I agreed that meeting the octio would be helpful, and a servant was dispatched to find him.

Meanwhile, Marcus’s letter continued to work its magic. The horses and the driver were taken off to be refreshed, while we were shown into a small but pleasant room with a central table, surrounded by stools, not couches, but comfortable enough. Cold meats and cheeses were rapidly produced and a hunk of fresh bread for each of us. Junio caught my eye. We would have lunched much more frugally at home.

They left us alone while we ate it, which we did sharing my knife and sitting companionably side by side — though, obviously, when the commander of the guard looked in a little later Junio leaped to his feet and tried to pretend he was behaving in a properly servile manner.

The octio looked at me severely. ‘We have retrieved the body again, for your inspection. . citizen,’ he added, after a pause.

‘Again’, I learned, because being an anonymous body without mourners (and therefore no one to pay for a funeral) the corpse had been flung on a cart, ready to be taken to the town and thrown — literally without ceremony — into the nearest paupers’ pit.

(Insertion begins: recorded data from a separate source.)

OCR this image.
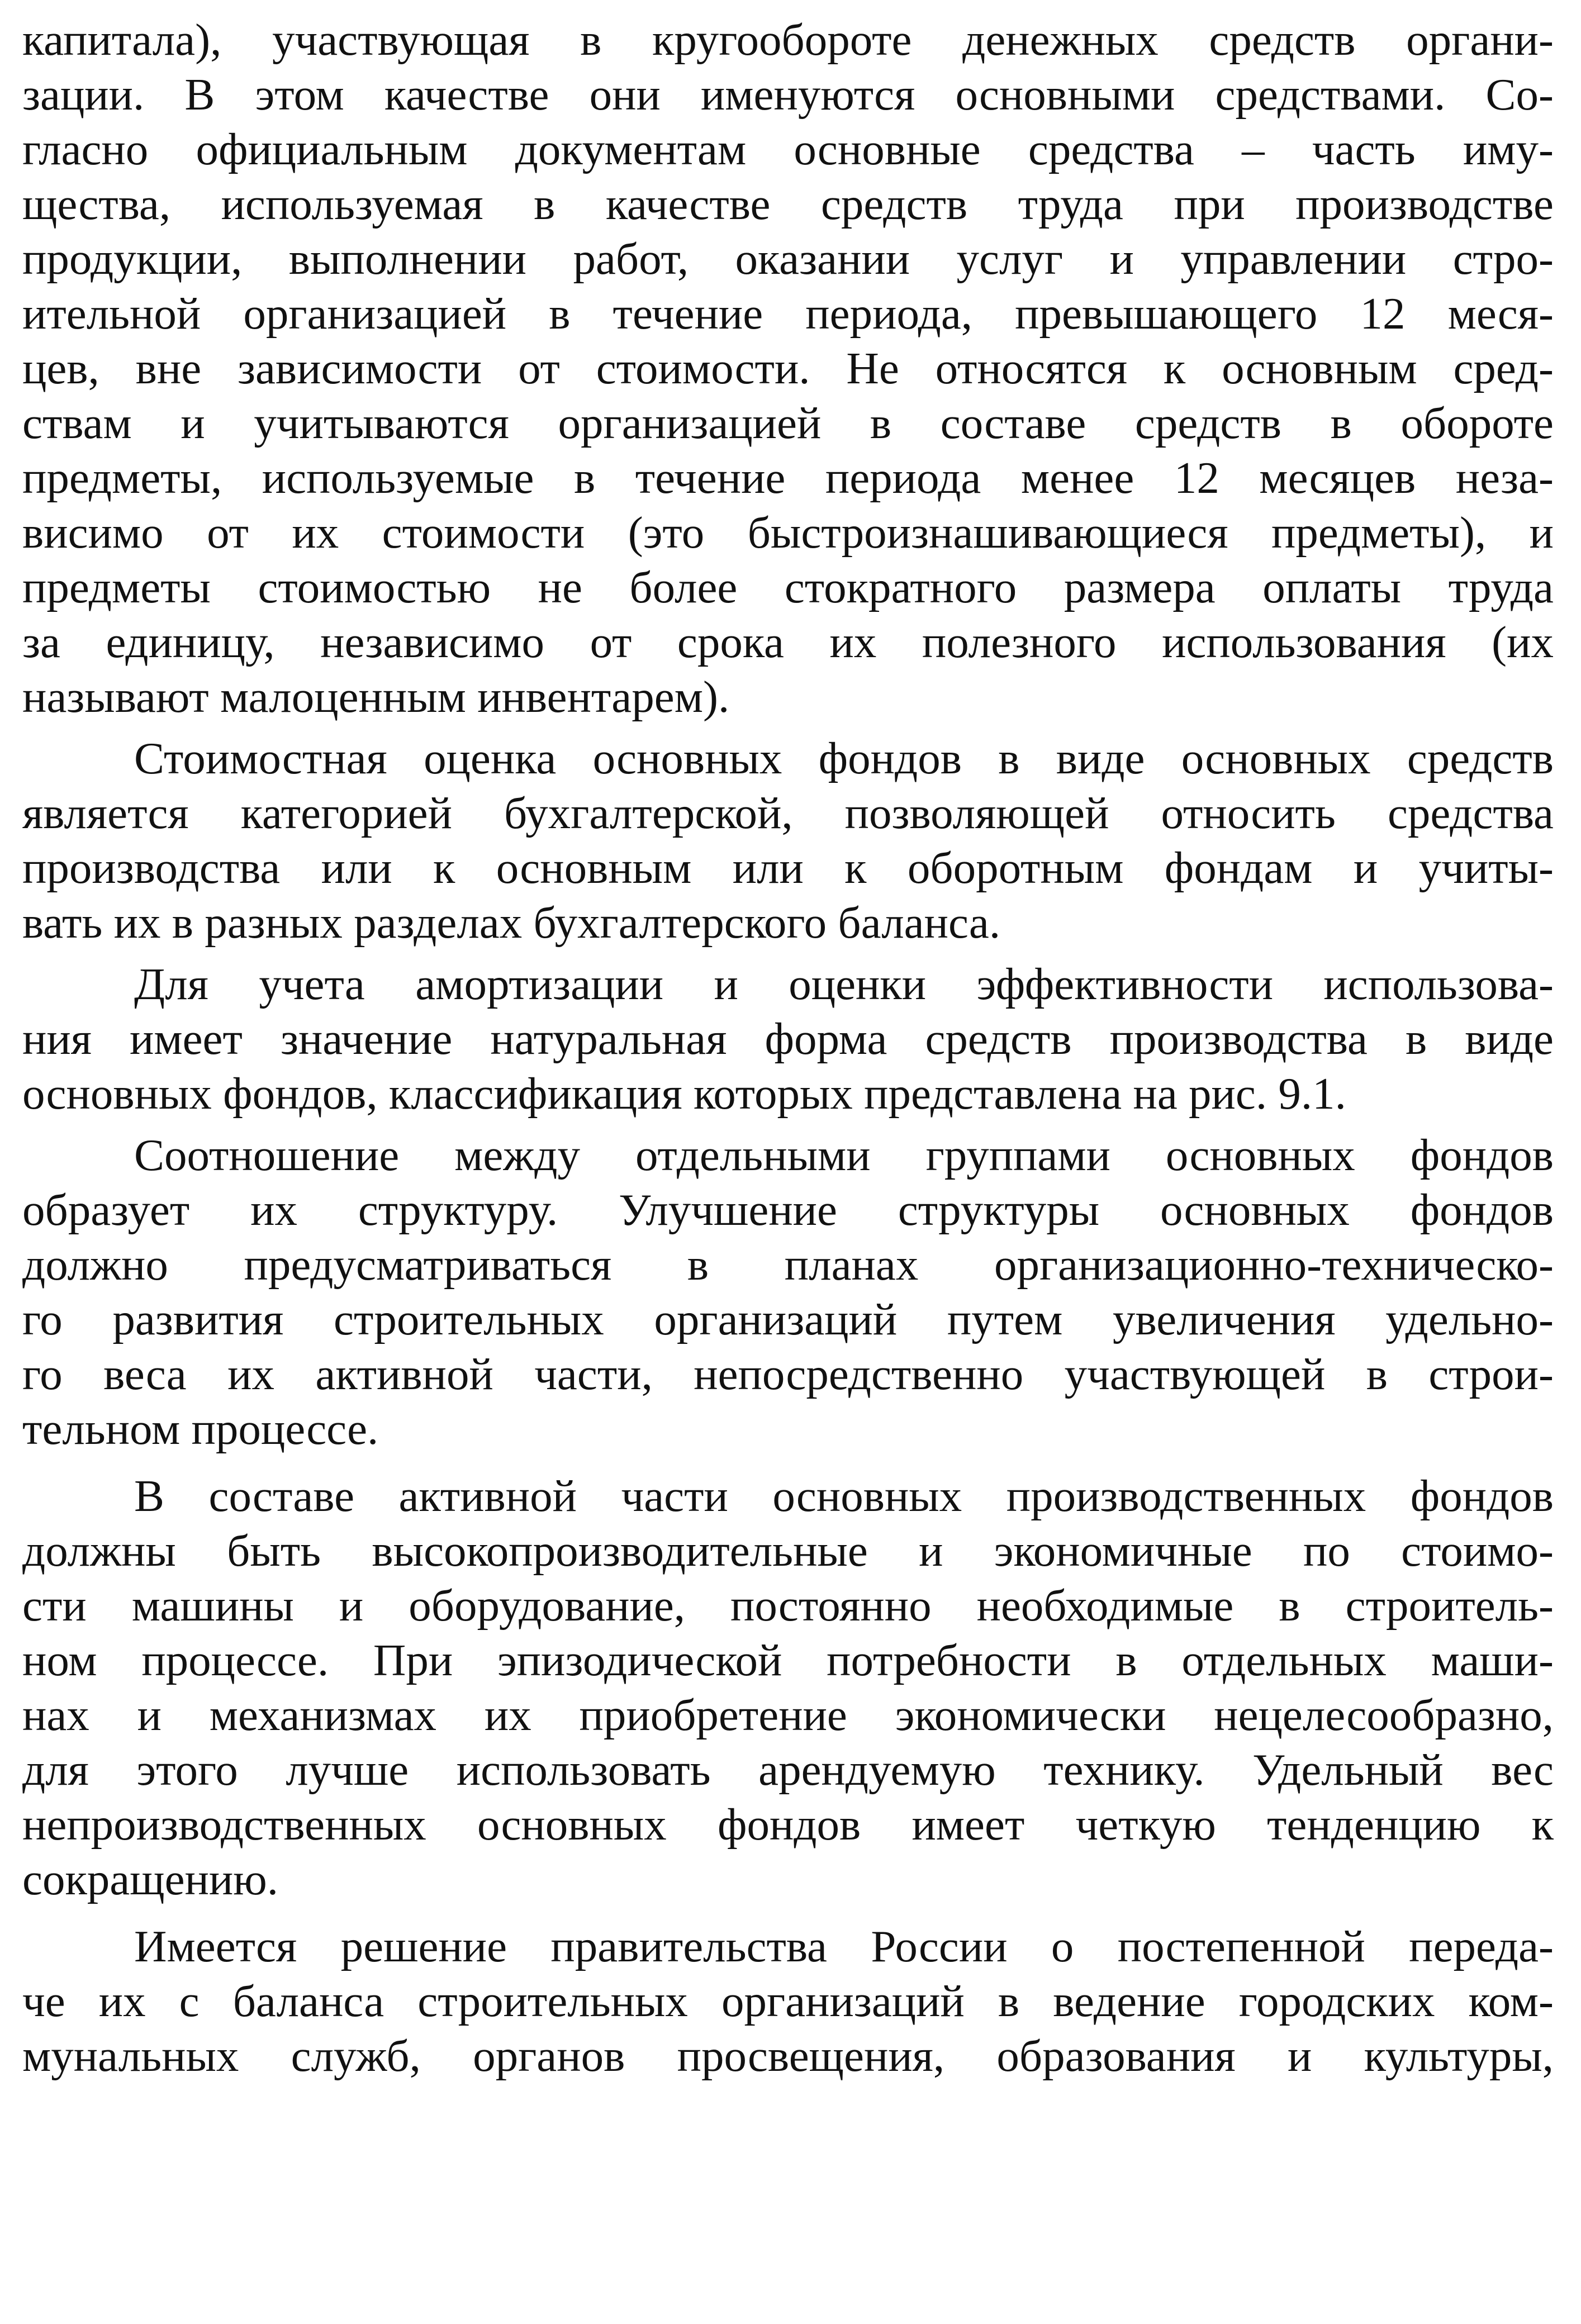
капитала), участвующая в кругообороте денежных средств органи-
зации. В этом качестве они именуются основными средствами. Со-
гласно официальным документам основные средства – часть иму-
щества, используемая в качестве средств труда при производстве
продукции, выполнении работ, оказании услуг и управлении стро-
ительной организацией в течение периода, превышающего 12 меся-
цев, вне зависимости от стоимости. Не относятся к основным сред-
ствам и учитываются организацией в составе средств в обороте
предметы, используемые в течение периода менее 12 месяцев неза-
висимо от их стоимости (это быстроизнашивающиеся предметы), и
предметы стоимостью не более стократного размера оплаты труда
за единицу, независимо от срока их полезного использования (их
называют малоценным инвентарем).
Стоимостная оценка основных фондов в виде основных средств
является категорией бухгалтерской, позволяющей относить средства
производства или к основным или к оборотным фондам и учиты-
вать их в разных разделах бухгалтерского баланса.
Для учета амортизации и оценки эффективности использова-
ния имеет значение натуральная форма средств производства в виде
основных фондов, классификация которых представлена на рис. 9.1.
Соотношение между отдельными группами основных фондов
образует их структуру. Улучшение структуры основных фондов
должно предусматриваться в планах организационно-техническо-
го развития строительных организаций путем увеличения удельно-
го веса их активной части, непосредственно участвующей в строи-
тельном процессе.
В составе активной части основных производственных фондов
должны быть высокопроизводительные и экономичные по стоимо-
сти машины и оборудование, постоянно необходимые в строитель-
ном процессе. При эпизодической потребности в отдельных маши-
нах и механизмах их приобретение экономически нецелесообразно,
для этого лучше использовать арендуемую технику. Удельный вес
непроизводственных основных фондов имеет четкую тенденцию к
сокращению.
Имеется решение правительства России о постепенной переда-
че их с баланса строительных организаций в ведение городских ком-
мунальных служб, органов просвещения, образования и культуры,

In deference to my appearance, however, it had been brought back to the mansio and was now lying on a trestle in the entrance, awaiting my examination. I washed my hands in the bowl of water provided, brushed the cheese crumbs from my mouth and followed my guide.

It seemed to be my month for unpleasant sights. The body before me seemed to have bloated with the water, and some of the grotesquely wrinkled skin was beginning to hang loose on the bones. It had been dressed, as Marcus reported, in a pair of plaid trousers, but there was no retaining belt and the cloth had been stretched and torn as if stones had been stuffed down into it to weight the body. The face was brutal, even without the gruesome pallid swelling, and almost clean-shaven, but there were abrasions on the forehead and chin and a clump of short reddish hairs on the upper lip. The chest was badly abraded, too.

What drew my attention, however, was the hand which dangled, bloated and water-swollen, by its side. It was a squat, ugly hand, with curling red hairs still visible upon it, and a cluster of fine bronze rings — so tight they had cut into the flesh — on every finger but one. There was no ring upon the little finger, because the digit was wizened and misshapen. I might not have recognised the face, after that sojourn in the water, but I would have known that deformity anywhere.